Oleh: Dr. Yenrizal, M.Si (Akademisi Komunikasi Lingkungan UIN Raden Fatah)
Musim hujan menjadi penanda datangnya Ramadhan tahun ini. Dari sekedar rintik-rintik hingga hujan deras bercampur petir. Gelantungan awan mendung, bergelayut di atas langit, sudah terlihat sejak sore. Menjelang magrib hingga sampai sehabis tarawih, curahan air dipastikan akan turun. Hampir setiap hari siklus itu terjadi.
Hujan akan jadi berkah, begitu pesan leluhur. Tak ada yang bisa hidup di muka bumi ini tanpa ada siraman air. Airlah sumber kehidupan, ditunggu selalu setiap musim. Bahkan pepatah berkata, hujan sehari menghapus panas setahun. Ada pula profesi kemudian dilekatkan dengan hujan, Pawang Hujan. Tapi tak ada Pawang Kemarau.

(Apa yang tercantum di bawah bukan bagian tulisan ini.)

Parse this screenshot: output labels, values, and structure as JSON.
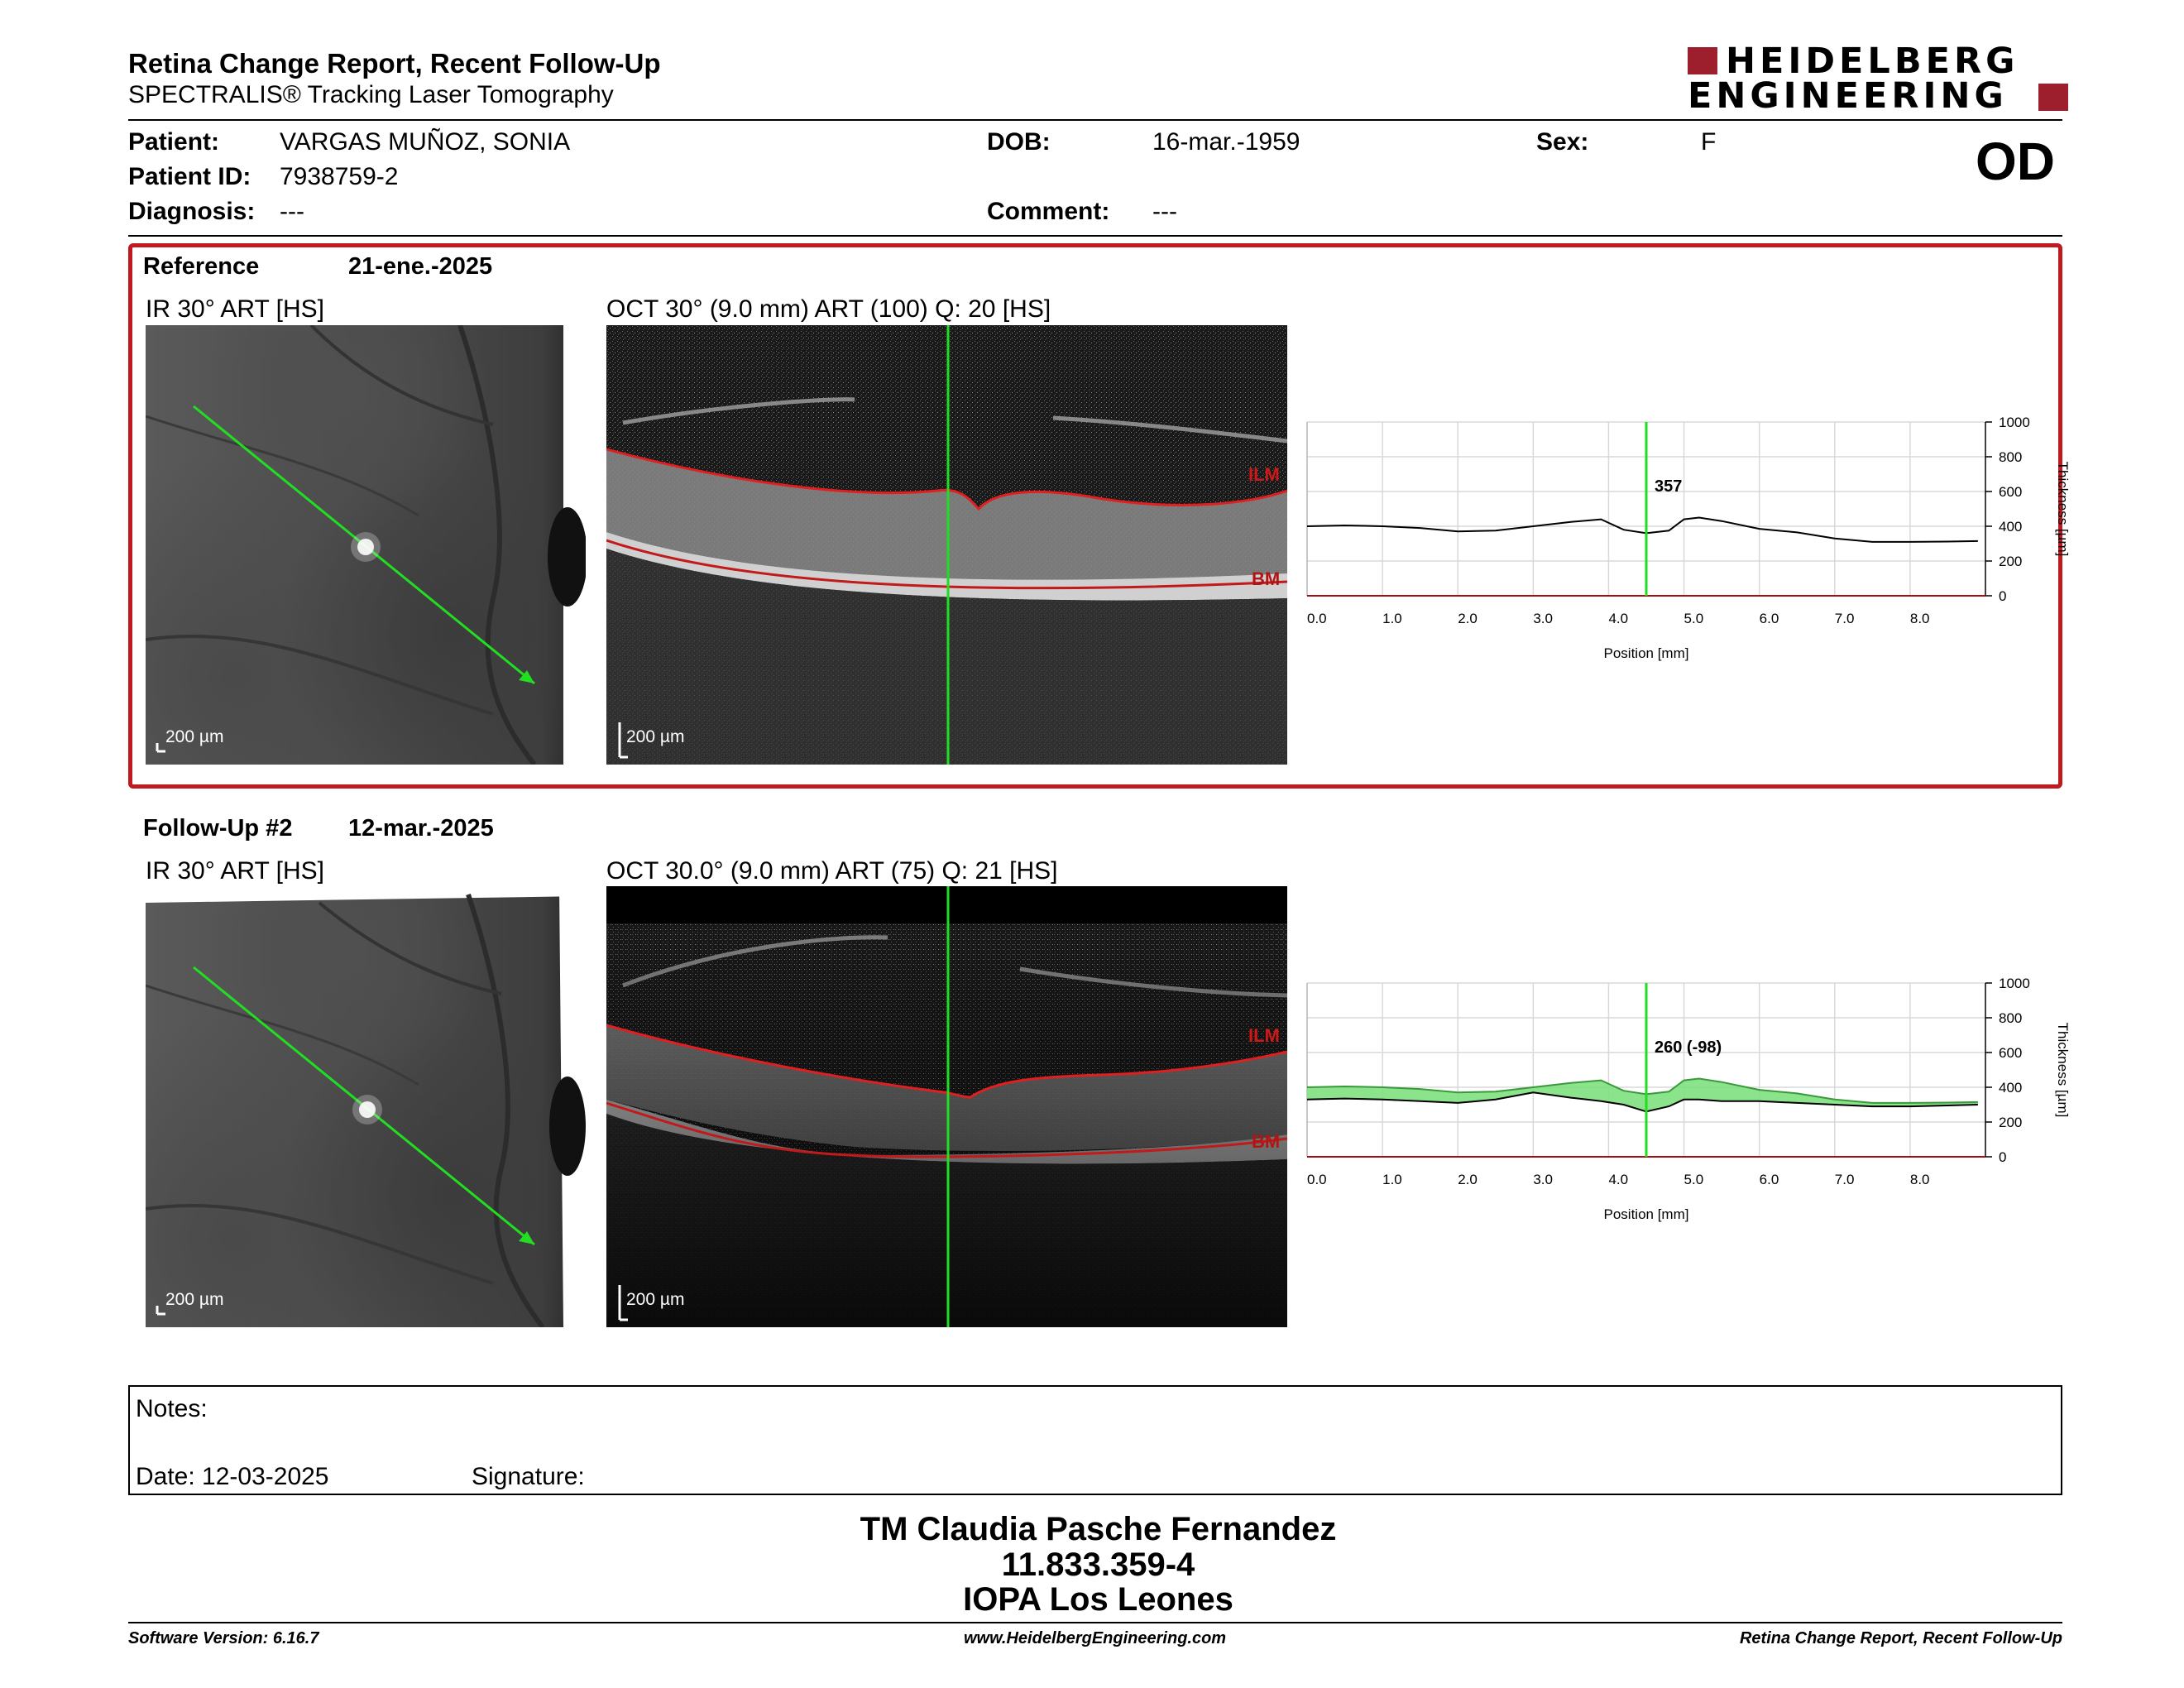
{
  "header": {
    "title": "Retina Change Report, Recent Follow-Up",
    "subtitle": "SPECTRALIS® Tracking Laser Tomography",
    "logo_line1": "HEIDELBERG",
    "logo_line2": "ENGINEERING",
    "brand_color": "#9d1e2d"
  },
  "patient": {
    "patient_label": "Patient:",
    "patient_name": "VARGAS MUÑOZ, SONIA",
    "dob_label": "DOB:",
    "dob": "16-mar.-1959",
    "sex_label": "Sex:",
    "sex": "F",
    "id_label": "Patient ID:",
    "id": "7938759-2",
    "diagnosis_label": "Diagnosis:",
    "diagnosis": "---",
    "comment_label": "Comment:",
    "comment": "---",
    "eye": "OD"
  },
  "reference": {
    "label": "Reference",
    "date": "21-ene.-2025",
    "ir_title": "IR 30° ART [HS]",
    "oct_title": "OCT 30° (9.0 mm) ART (100) Q: 20 [HS]",
    "ir_scale": "200 µm",
    "oct_scale": "200 µm",
    "ilm_label": "ILM",
    "bm_label": "BM",
    "frame_color": "#c0191f"
  },
  "followup": {
    "label": "Follow-Up #2",
    "date": "12-mar.-2025",
    "ir_title": "IR 30° ART [HS]",
    "oct_title": "OCT 30.0° (9.0 mm) ART (75) Q: 21 [HS]",
    "ir_scale": "200 µm",
    "oct_scale": "200 µm",
    "ilm_label": "ILM",
    "bm_label": "BM"
  },
  "chart_data": [
    {
      "type": "line",
      "xlabel": "Position [mm]",
      "ylabel": "Thickness [µm]",
      "xlim": [
        0,
        9.0
      ],
      "ylim": [
        0,
        1000
      ],
      "xticks": [
        "0.0",
        "1.0",
        "2.0",
        "3.0",
        "4.0",
        "5.0",
        "6.0",
        "7.0",
        "8.0"
      ],
      "yticks": [
        "0",
        "200",
        "400",
        "600",
        "800",
        "1000"
      ],
      "grid": true,
      "cursor_x": 4.5,
      "cursor_label": "357",
      "series": [
        {
          "x": [
            0.0,
            0.5,
            1.0,
            1.5,
            2.0,
            2.5,
            3.0,
            3.5,
            3.9,
            4.2,
            4.5,
            4.8,
            5.0,
            5.2,
            5.5,
            6.0,
            6.5,
            7.0,
            7.5,
            8.0,
            8.5,
            8.9
          ],
          "y": [
            400,
            405,
            400,
            390,
            370,
            375,
            400,
            425,
            440,
            380,
            360,
            375,
            440,
            450,
            430,
            385,
            365,
            330,
            310,
            310,
            312,
            315
          ]
        }
      ],
      "line_color": "#000000",
      "cursor_color": "#22dd22"
    },
    {
      "type": "area",
      "xlabel": "Position [mm]",
      "ylabel": "Thickness [µm]",
      "xlim": [
        0,
        9.0
      ],
      "ylim": [
        0,
        1000
      ],
      "xticks": [
        "0.0",
        "1.0",
        "2.0",
        "3.0",
        "4.0",
        "5.0",
        "6.0",
        "7.0",
        "8.0"
      ],
      "yticks": [
        "0",
        "200",
        "400",
        "600",
        "800",
        "1000"
      ],
      "grid": true,
      "cursor_x": 4.5,
      "cursor_label": "260 (-98)",
      "series": [
        {
          "x": [
            0.0,
            0.5,
            1.0,
            1.5,
            2.0,
            2.5,
            3.0,
            3.5,
            3.9,
            4.2,
            4.5,
            4.8,
            5.0,
            5.2,
            5.5,
            6.0,
            6.5,
            7.0,
            7.5,
            8.0,
            8.5,
            8.9
          ],
          "y": [
            400,
            405,
            400,
            390,
            370,
            375,
            400,
            425,
            440,
            380,
            360,
            375,
            440,
            450,
            430,
            385,
            365,
            330,
            310,
            310,
            312,
            315
          ]
        },
        {
          "x": [
            0.0,
            0.5,
            1.0,
            1.5,
            2.0,
            2.5,
            3.0,
            3.5,
            3.9,
            4.2,
            4.5,
            4.8,
            5.0,
            5.2,
            5.5,
            6.0,
            6.5,
            7.0,
            7.5,
            8.0,
            8.5,
            8.9
          ],
          "y": [
            330,
            335,
            330,
            320,
            310,
            330,
            370,
            340,
            320,
            300,
            260,
            290,
            330,
            330,
            320,
            320,
            310,
            300,
            290,
            290,
            295,
            300
          ]
        }
      ],
      "line_color": "#000000",
      "fill_color": "#7ee07e",
      "cursor_color": "#22dd22"
    }
  ],
  "notes": {
    "notes_label": "Notes:",
    "date_label": "Date: 12-03-2025",
    "signature_label": "Signature:"
  },
  "signature_block": {
    "name": "TM Claudia Pasche Fernandez",
    "rut": "11.833.359-4",
    "institution": "IOPA Los Leones"
  },
  "footer": {
    "software": "Software Version: 6.16.7",
    "website": "www.HeidelbergEngineering.com",
    "report_name": "Retina Change Report, Recent Follow-Up"
  }
}
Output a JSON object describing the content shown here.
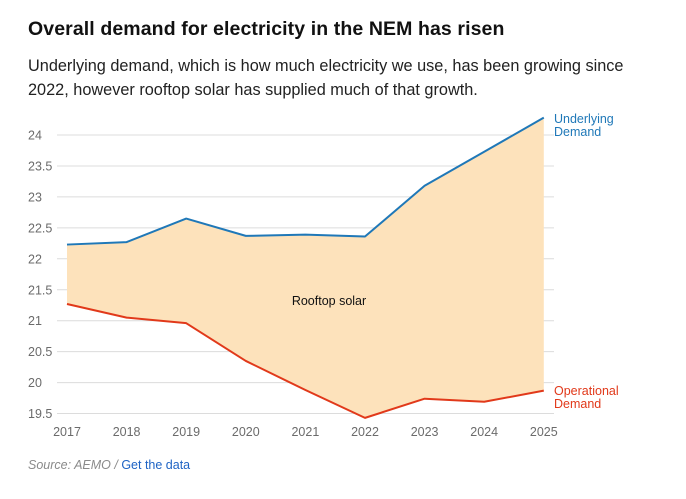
{
  "header": {
    "title": "Overall demand for electricity in the NEM has risen",
    "subtitle": "Underlying demand, which is how much electricity we use, has been growing since 2022, however rooftop solar has supplied much of that growth."
  },
  "footer": {
    "source": "Source: AEMO",
    "separator": " / ",
    "link": "Get the data"
  },
  "colors": {
    "underlying": "#1f78b8",
    "operational": "#e1391a",
    "fill": "#fde2bb",
    "grid": "#dcdcdc",
    "tick": "#6b6b6b"
  },
  "chart_data": {
    "type": "area",
    "title": "Overall demand for electricity in the NEM has risen",
    "x": [
      "2017",
      "2018",
      "2019",
      "2020",
      "2021",
      "2022",
      "2023",
      "2024",
      "2025"
    ],
    "ylim": [
      19.5,
      24.25
    ],
    "yticks": [
      "24",
      "23.5",
      "23",
      "22.5",
      "22",
      "21.5",
      "21",
      "20.5",
      "20",
      "19.5"
    ],
    "grid": true,
    "series": [
      {
        "name": "Underlying Demand",
        "label_lines": [
          "Underlying",
          "Demand"
        ],
        "values": [
          22.23,
          22.27,
          22.65,
          22.37,
          22.39,
          22.36,
          23.18,
          23.73,
          24.28
        ]
      },
      {
        "name": "Operational Demand",
        "label_lines": [
          "Operational",
          "Demand"
        ],
        "values": [
          21.27,
          21.05,
          20.96,
          20.35,
          19.88,
          19.43,
          19.74,
          19.69,
          19.87
        ]
      }
    ],
    "annotation": "Rooftop solar"
  }
}
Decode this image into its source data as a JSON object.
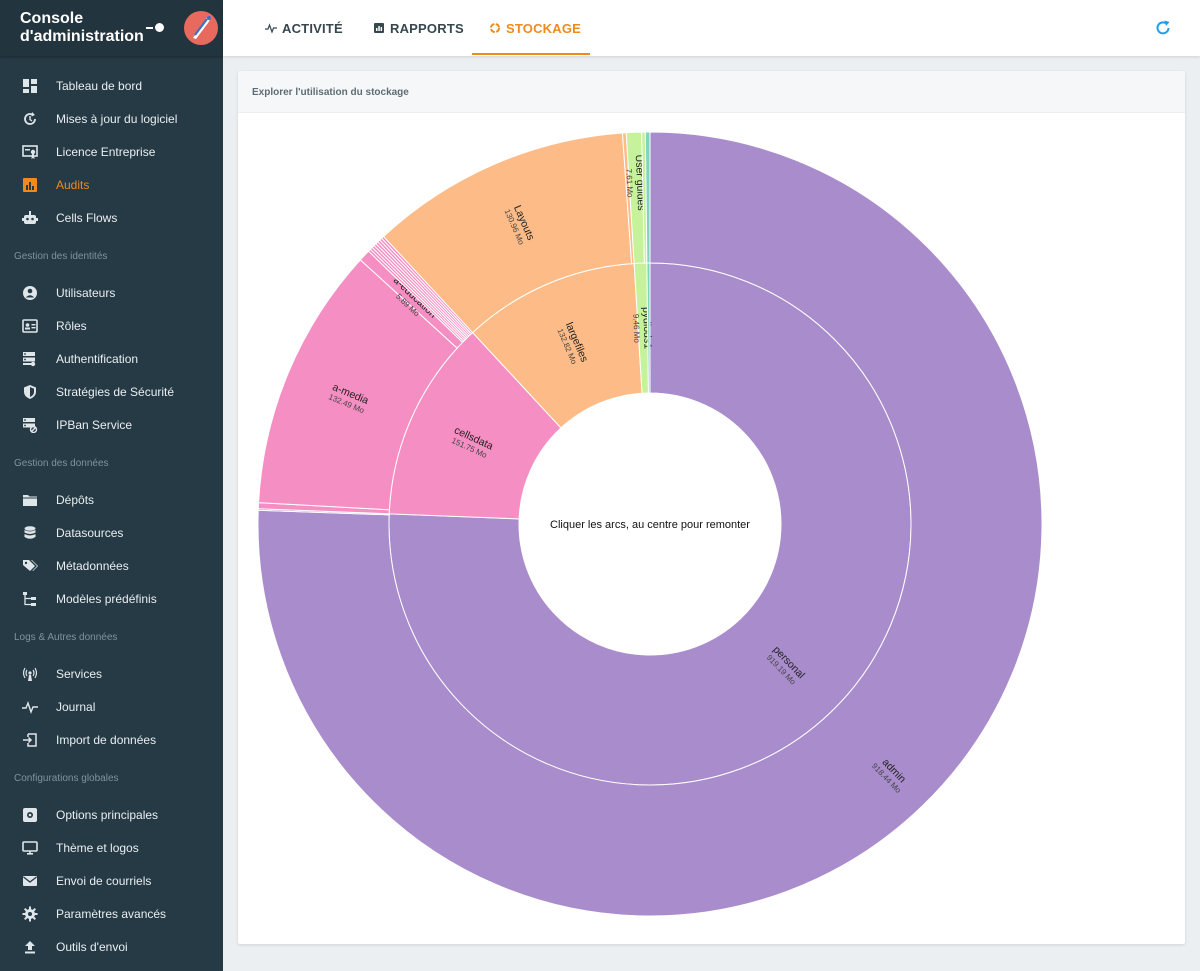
{
  "app": {
    "title": "Console d'administration"
  },
  "sidebar": {
    "items_top": [
      {
        "label": "Tableau de bord",
        "icon": "dashboard-icon"
      },
      {
        "label": "Mises à jour du logiciel",
        "icon": "update-icon"
      },
      {
        "label": "Licence Entreprise",
        "icon": "certificate-icon"
      },
      {
        "label": "Audits",
        "icon": "chart-icon",
        "active": true
      },
      {
        "label": "Cells Flows",
        "icon": "robot-icon"
      }
    ],
    "section_identities": "Gestion des identités",
    "items_identities": [
      {
        "label": "Utilisateurs",
        "icon": "user-icon"
      },
      {
        "label": "Rôles",
        "icon": "id-card-icon"
      },
      {
        "label": "Authentification",
        "icon": "server-key-icon"
      },
      {
        "label": "Stratégies de Sécurité",
        "icon": "shield-icon"
      },
      {
        "label": "IPBan Service",
        "icon": "server-block-icon"
      }
    ],
    "section_data": "Gestion des données",
    "items_data": [
      {
        "label": "Dépôts",
        "icon": "folder-icon"
      },
      {
        "label": "Datasources",
        "icon": "database-icon"
      },
      {
        "label": "Métadonnées",
        "icon": "tags-icon"
      },
      {
        "label": "Modèles prédéfinis",
        "icon": "tree-icon"
      }
    ],
    "section_logs": "Logs & Autres données",
    "items_logs": [
      {
        "label": "Services",
        "icon": "broadcast-icon"
      },
      {
        "label": "Journal",
        "icon": "pulse-icon"
      },
      {
        "label": "Import de données",
        "icon": "import-icon"
      }
    ],
    "section_global": "Configurations globales",
    "items_global": [
      {
        "label": "Options principales",
        "icon": "settings-box-icon"
      },
      {
        "label": "Thème et logos",
        "icon": "monitor-icon"
      },
      {
        "label": "Envoi de courriels",
        "icon": "mail-icon"
      },
      {
        "label": "Paramètres avancés",
        "icon": "gear-icon"
      },
      {
        "label": "Outils d'envoi",
        "icon": "upload-icon"
      }
    ]
  },
  "tabs": [
    {
      "label": "ACTIVITÉ",
      "icon": "pulse-icon"
    },
    {
      "label": "RAPPORTS",
      "icon": "report-icon"
    },
    {
      "label": "STOCKAGE",
      "icon": "storage-icon",
      "active": true
    }
  ],
  "toolbar": {
    "refresh_icon": "refresh-icon"
  },
  "card": {
    "title": "Explorer l'utilisation du stockage",
    "center_hint": "Cliquer les arcs, au centre pour remonter"
  },
  "colors": {
    "accent": "#f08a1c",
    "personal": "#a98ccc",
    "cells": "#f58ec2",
    "files": "#fdbc87",
    "pydio": "#c5f29a",
    "sidebar": "#263a45"
  },
  "chart_data": {
    "type": "sunburst",
    "center_label": "Cliquer les arcs, au centre pour remonter",
    "unit": "Mo",
    "inner_ring": [
      {
        "name": "personal",
        "value": 919.19,
        "label": "919.19 Mo",
        "color": "#a98ccc"
      },
      {
        "name": "cellsdata",
        "value": 151.75,
        "label": "151.75 Mo",
        "color": "#f58ec2"
      },
      {
        "name": "largefiles",
        "value": 132.82,
        "label": "132.82 Mo",
        "color": "#fdbc87"
      },
      {
        "name": "pydiods1",
        "value": 9.46,
        "label": "9.46 Mo",
        "color": "#c5f29a"
      },
      {
        "name": "",
        "value": 2.3,
        "label": "",
        "color": "#7fd3c0"
      }
    ],
    "outer_ring": [
      {
        "name": "admin",
        "value": 918.44,
        "label": "918.44 Mo",
        "parent": "personal",
        "color": "#a98ccc"
      },
      {
        "name": "",
        "value": 0.75,
        "label": "",
        "parent": "personal",
        "color": "#a98ccc"
      },
      {
        "name": "",
        "value": 3.0,
        "label": "",
        "parent": "cellsdata",
        "color": "#f58ec2"
      },
      {
        "name": "a-media",
        "value": 132.49,
        "label": "132.49 Mo",
        "parent": "cellsdata",
        "color": "#f58ec2"
      },
      {
        "name": "a-education",
        "value": 5.89,
        "label": "5.89 Mo",
        "parent": "cellsdata",
        "color": "#f58ec2"
      },
      {
        "name": "",
        "value": 10.37,
        "label": "",
        "parent": "cellsdata",
        "color": "#f58ec2",
        "slices": 8
      },
      {
        "name": "Layouts",
        "value": 130.96,
        "label": "130.96 Mo",
        "parent": "largefiles",
        "color": "#fdbc87"
      },
      {
        "name": "",
        "value": 1.86,
        "label": "",
        "parent": "largefiles",
        "color": "#fdbc87"
      },
      {
        "name": "User guides",
        "value": 7.61,
        "label": "7.61 Mo",
        "parent": "pydiods1",
        "color": "#c5f29a"
      },
      {
        "name": "",
        "value": 1.85,
        "label": "",
        "parent": "pydiods1",
        "color": "#c5f29a"
      },
      {
        "name": "",
        "value": 2.3,
        "label": "",
        "parent": "",
        "color": "#7fd3c0"
      }
    ]
  }
}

Di beberapa jalur pinggir jalan raya, pada kali-kali kecil yang disekitarnya, menyeruak di antara semak-semak liar, serombongan pemancing berjejer mencoba rejeki, berharap Gabus (Channa striata), Nila (Oreochromis niloticus), atau setidaknya Ikan Betok (Anabas testudineus) bisa terkait kail. Kedatangan para pemancing juga hanya ramai di musim penghujan, maklum di musim kemarau semua kering, airnya sedikit bahkan tak ada. Hujanlah yang membantu.
Petak-petak sawah juga tampak tergenang air yang berlimpah, membentuk bak kolam-kolam kecil siap tanam. Semua sejuk dan enak dipandang. Tak heran, masuknya musim penghujan merupakan penanda masuknya masa bertanam padi.
Di tempat lain, kerbau-kerbau rawa yang memang hidup di dalam air, begitu lincah menyeberangi lebung-lebung dalam. Mereka hebat dalam berenang, lihai dalam berendam. Semakin dalam lebung, semakin kuat mereka berenang. Tanduk-tanduk hitam menyembul dari pekatnya air, bergerak bergerombol mencari rumput-rumput baru. Di musim hujan, Kerbau Rawa (Bubalus bubalis Linn), bagai mendapatkan kebahagiaannya. Mereka memang berhabitat di air dan hujan adalah yang ditunggu-tunggu.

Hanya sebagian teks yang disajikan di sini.